Entrée en vigueur le 1er août 2014, la Convention d’Istanbul a été ratifiée à ce jour par une trentaine d’États membres du Conseil de l’Europe et par l’Union européenne.
Elle oblige — sur le papier du moins — les gouvernements à adopter une législation réprimant la violence à l’égard des femmes, le harcèlement sexuel, les mutilations génitales féminines, le mariage forcé, et à prévoir des refuges pour les victimes de violences.

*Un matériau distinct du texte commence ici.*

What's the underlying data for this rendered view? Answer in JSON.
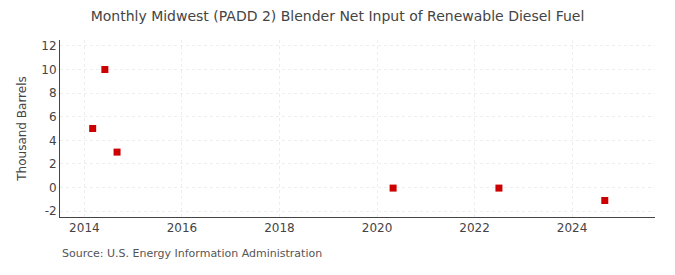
{
  "chart_data": {
    "type": "scatter",
    "title": "Monthly Midwest (PADD 2) Blender Net Input of Renewable Diesel Fuel",
    "y_label": "Thousand Barrels",
    "source": "Source: U.S. Energy Information Administration",
    "x": [
      2014.17,
      2014.42,
      2014.67,
      2020.33,
      2022.5,
      2024.67
    ],
    "values": [
      5.0,
      10.0,
      3.0,
      -0.05,
      -0.05,
      -1.1
    ],
    "color": "#cc0000",
    "marker": "square",
    "xlim": [
      2013.5,
      2025.7
    ],
    "ylim": [
      -2.5,
      12.5
    ],
    "xticks": [
      2014,
      2016,
      2018,
      2020,
      2022,
      2024
    ],
    "yticks": [
      -2,
      0,
      2,
      4,
      6,
      8,
      10,
      12
    ],
    "grid": true
  }
}
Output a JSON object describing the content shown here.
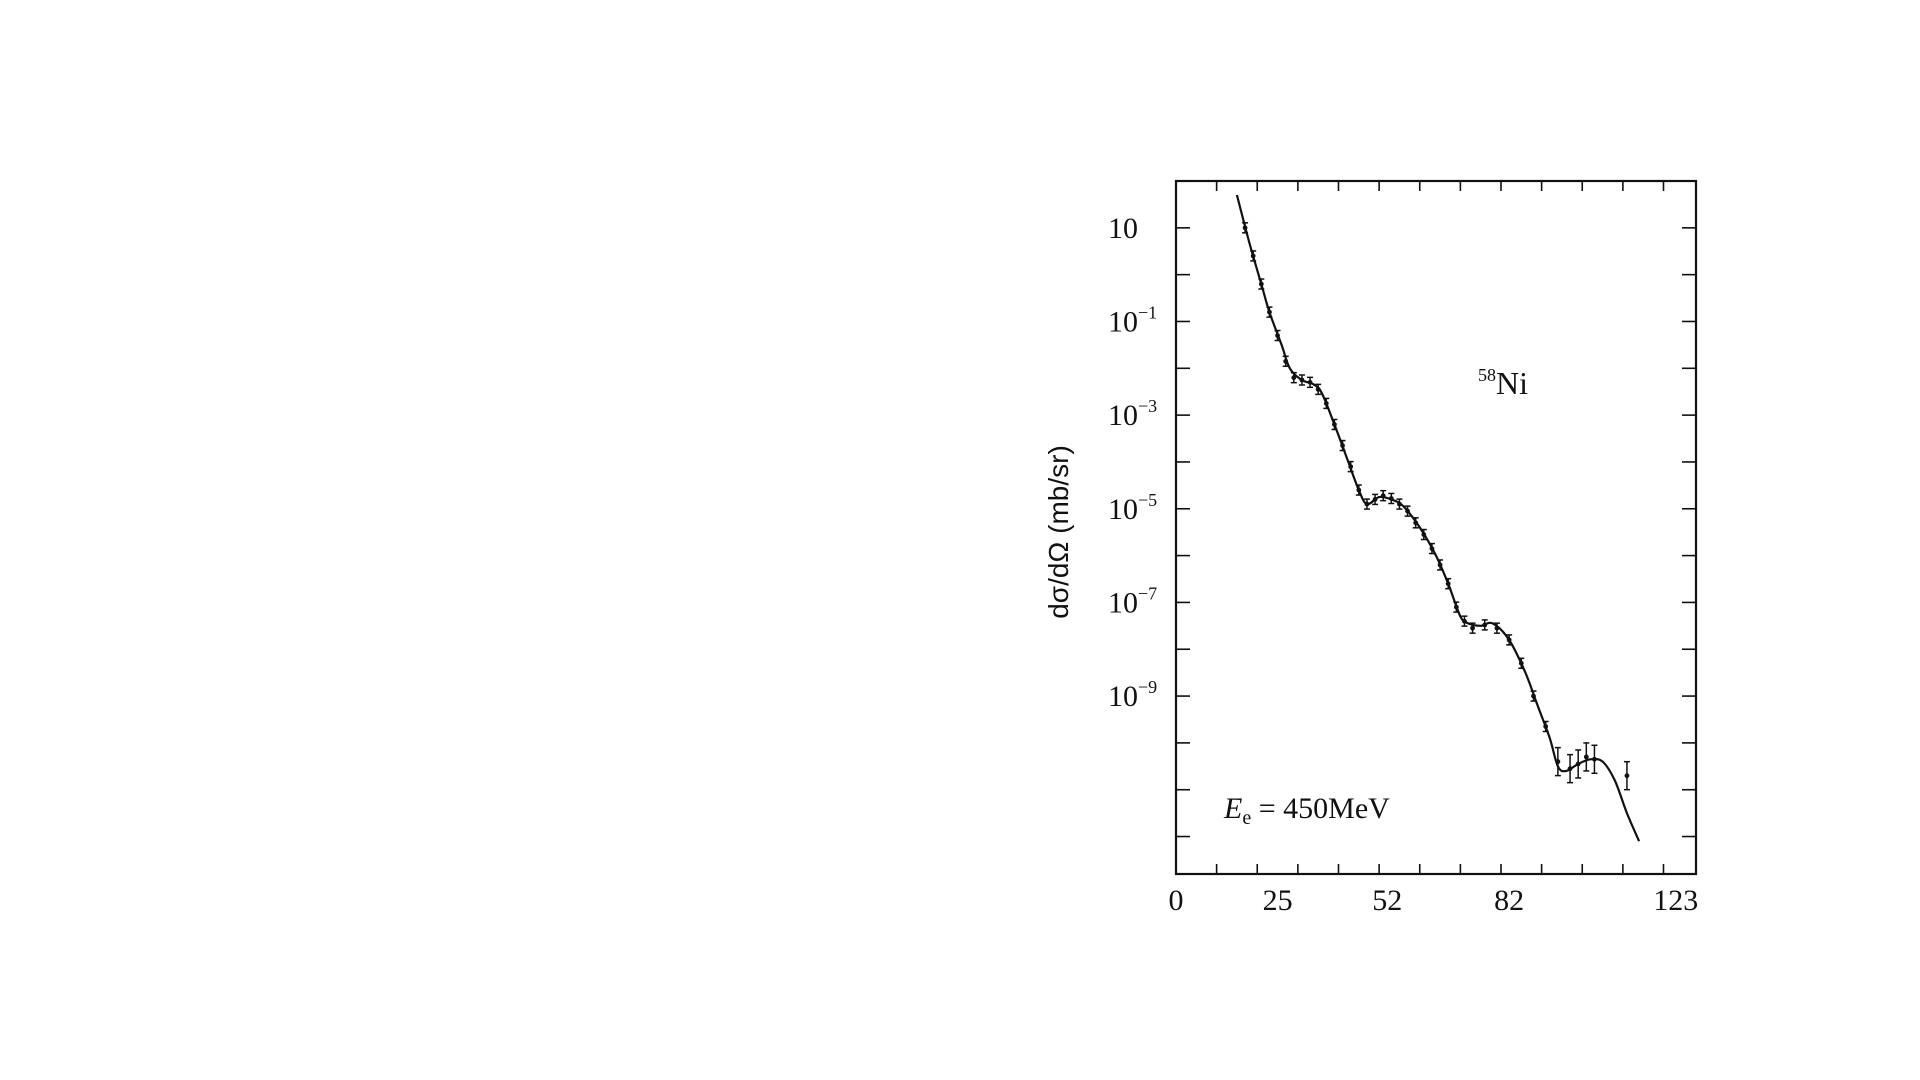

Mais dix ans après, « la législation française n’est toujours pas conforme à la Convention d’Istanbul, et quand le droit la respecte plus ou moins, la mise en œuvre est rarement à la hauteur », estiment cinq associations de défense des droits des femmes dans un communiqué publié mercredi.

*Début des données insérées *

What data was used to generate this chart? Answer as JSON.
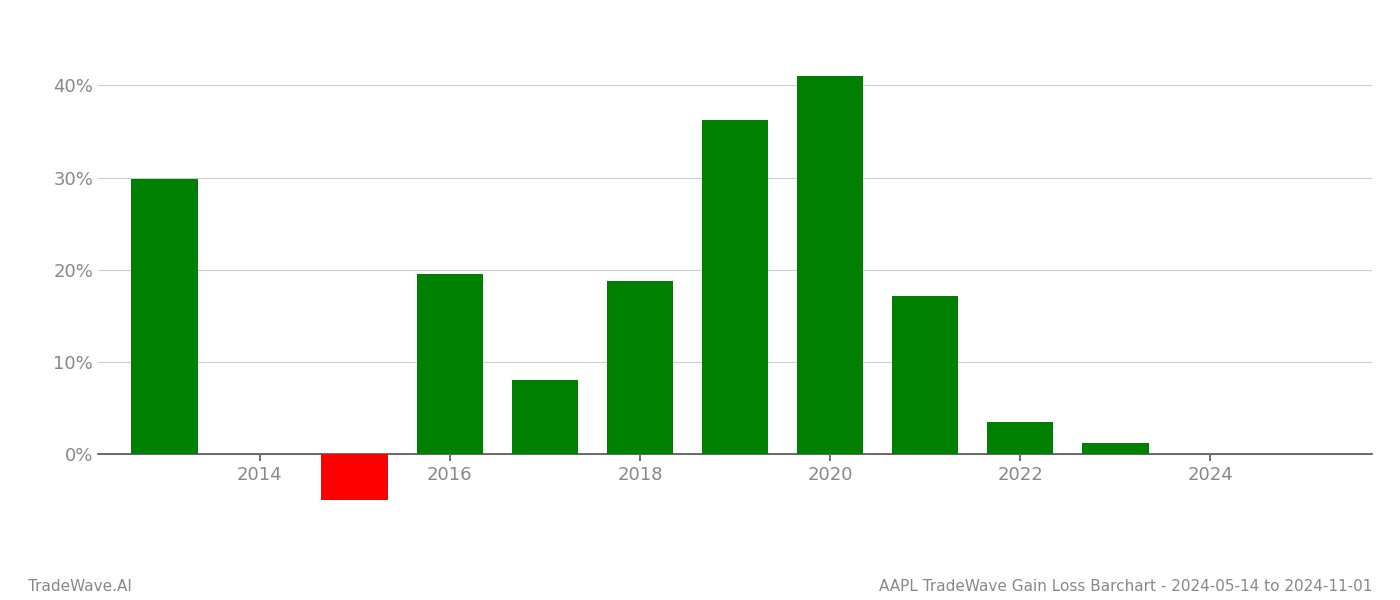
{
  "years": [
    2013,
    2015,
    2016,
    2017,
    2018,
    2019,
    2020,
    2021,
    2022,
    2023
  ],
  "values": [
    29.8,
    -5.0,
    19.5,
    8.0,
    18.8,
    36.2,
    41.0,
    17.2,
    3.5,
    1.2
  ],
  "colors": [
    "#008000",
    "#ff0000",
    "#008000",
    "#008000",
    "#008000",
    "#008000",
    "#008000",
    "#008000",
    "#008000",
    "#008000"
  ],
  "bar_width": 0.7,
  "ylim": [
    -8,
    46
  ],
  "xlim": [
    2012.3,
    2025.7
  ],
  "yticks": [
    0,
    10,
    20,
    30,
    40
  ],
  "xticks": [
    2014,
    2016,
    2018,
    2020,
    2022,
    2024
  ],
  "footer_left": "TradeWave.AI",
  "footer_right": "AAPL TradeWave Gain Loss Barchart - 2024-05-14 to 2024-11-01",
  "background_color": "#ffffff",
  "grid_color": "#cccccc",
  "tick_label_color": "#888888",
  "footer_color": "#888888",
  "tick_fontsize": 13,
  "footer_fontsize": 11
}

La Fédération nationale Solidarité Femmes, la Fédération nationale des centres d’information sur les droits des femmes et des familles (FNCIDFF), la Cimade, le Planning familial et les Féministes contre le cyberharcèlement indiquent avoir remis lundi un rapport dans ce sens au Grevio, le mécanisme de suivi de cette Convention.
« Les mesures mises en place, de manière éparse et éclatée, concernent quasi exclusivement, et encore insuffisamment, les violences conjugales » et « font moindre cas des violences sexistes, sexuelles et des cyberviolences et excluent les groupes minorisés et marginalisés à l’instar des femmes étrangères et des femmes en situation de handicap, pourtant surexposées à ces violences », pointent les associations.
Face à ce « lourd retard », la possible arrivée au pouvoir — à l’issue des élections législatives anticipées — de l’extrême droite « opposée à ce texte, constitue une menace sérieuse pour les droits des femmes, la lutte contre les violences et l’application de la Convention », jugent-elles.
Tout en dressant un bilan sévère des « manquements » de la France, les associations saluent plusieurs mesures prises ces dernières années par les pouvoirs publics (déploiement de 3 000 téléphones grave danger supplémentaires, le renforcement du recours aux bracelets anti-rapprochement, création d’un fichier des auteurs de violences conjugales, renforcement de la gouvernance locale de la politique de lutte contre les violences conjugales…).
Mais les mesures adoptées « demeurent éparses et éclatées » et le financement n’est pas « à la hauteur des besoins », déplorent-elles dans leur rapport remis au Grevio, critiquant un « traitement judiciaire défaillant » et un « défaut de prévention ».